Hacker News new | ask | show | jobs
by rezoner 2574 days ago
If you don't have better ideas for improving your packet size at least push your JSON through msgpack. Using strings as keys (properties) is ultra bad for your bandwidth too. In general JSON is only suitable for turn based games.
4 comments

For my games[1] I use a custom binary protocol which is not that difficult to pull off. Actually building a buffer with JavaScript's DataView[2] and ArrayBuffers produces very compact results since you're free to optimize the packets for each specific game - for example a single uInt8 can store 8 different flags for a game character - things like dead/alive, up/down, right/left, walking/running, etc.

[1] https://redka.games [2] https://developer.mozilla.org/en-US/docs/Web/JavaScript/Refe...

If you don't have better ideas for improving your packet size at least push your JSON through msgpack.

I'm about to change over to msgpack for my own multiplayer real time browser game.

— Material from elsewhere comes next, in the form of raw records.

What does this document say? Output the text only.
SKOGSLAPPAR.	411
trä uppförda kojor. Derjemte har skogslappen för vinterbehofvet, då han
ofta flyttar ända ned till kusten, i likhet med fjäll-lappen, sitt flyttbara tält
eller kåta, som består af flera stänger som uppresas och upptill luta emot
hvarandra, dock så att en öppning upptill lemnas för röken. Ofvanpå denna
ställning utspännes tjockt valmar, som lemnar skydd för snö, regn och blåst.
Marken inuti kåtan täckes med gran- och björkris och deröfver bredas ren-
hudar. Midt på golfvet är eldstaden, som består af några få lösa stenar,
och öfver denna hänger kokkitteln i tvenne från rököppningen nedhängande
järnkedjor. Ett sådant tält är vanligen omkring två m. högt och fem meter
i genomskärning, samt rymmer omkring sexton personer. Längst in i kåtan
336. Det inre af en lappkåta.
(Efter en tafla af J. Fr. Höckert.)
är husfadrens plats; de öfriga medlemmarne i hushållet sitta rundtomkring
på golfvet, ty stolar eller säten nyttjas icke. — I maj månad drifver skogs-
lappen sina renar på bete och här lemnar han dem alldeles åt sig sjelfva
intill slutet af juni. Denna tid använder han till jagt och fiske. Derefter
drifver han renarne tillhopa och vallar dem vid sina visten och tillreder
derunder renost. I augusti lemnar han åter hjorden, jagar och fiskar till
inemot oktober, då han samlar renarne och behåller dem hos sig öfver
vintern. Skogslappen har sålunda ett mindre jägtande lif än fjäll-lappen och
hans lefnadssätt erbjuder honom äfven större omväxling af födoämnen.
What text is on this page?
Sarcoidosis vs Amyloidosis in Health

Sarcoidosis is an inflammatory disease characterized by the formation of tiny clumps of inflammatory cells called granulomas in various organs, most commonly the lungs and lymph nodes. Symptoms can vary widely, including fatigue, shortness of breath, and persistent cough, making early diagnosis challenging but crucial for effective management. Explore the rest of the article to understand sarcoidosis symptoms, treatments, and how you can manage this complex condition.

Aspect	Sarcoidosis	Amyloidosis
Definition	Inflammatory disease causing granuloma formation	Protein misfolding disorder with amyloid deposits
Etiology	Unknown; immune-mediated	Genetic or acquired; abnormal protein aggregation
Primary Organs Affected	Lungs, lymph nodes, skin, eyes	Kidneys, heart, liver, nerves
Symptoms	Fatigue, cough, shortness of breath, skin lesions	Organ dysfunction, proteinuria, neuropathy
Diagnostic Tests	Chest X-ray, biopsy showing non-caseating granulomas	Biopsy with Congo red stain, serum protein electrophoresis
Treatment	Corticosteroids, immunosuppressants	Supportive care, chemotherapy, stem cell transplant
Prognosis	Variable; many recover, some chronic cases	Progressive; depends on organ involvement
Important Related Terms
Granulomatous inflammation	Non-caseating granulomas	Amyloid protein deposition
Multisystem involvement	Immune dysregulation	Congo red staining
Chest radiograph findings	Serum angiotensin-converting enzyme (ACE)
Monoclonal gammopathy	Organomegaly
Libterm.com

I'd use protobuf, but the extra code generation step would get in the way of my plans to turn my MMO into an MMO-game-as-lambdas PaaS project.

Right now, I'm using my own protocol which uses something somewhat like base-85 for encoding, except it's base-92. It's a binary packing format, but packs directly into base-92 encoding. This packed base-92 is encapsulated into JSON, which minimizes the use of keys. This might all sound horrible, but I'm able to achieve what Flatpack achieves: no copies are needed to extract the data. That, and the remaining slight JSON overhead makes it easier to debug network traffic.

Thanks for pointing this out. This will be my next improvement.
ps: Don't use the official implementation - it is slow. Go with one of the lite projects like that one https://github.com/kawanet/msgpack-lite
Much appreciated!
Protobuf would be an excellent serialization. It's compact, binary, and efficient. There's a ton of library support in nearly every language imaginable.
I am not 100% sure, but I think I read somewhere (at least 2 years ago), that browsers are actually faster using JSON than Protobuf (a bit counter-intuitive).

Nevertheless, bandwidth-wise it could make sense anyway, but I think it makes sense to consult some benchmarks in this case.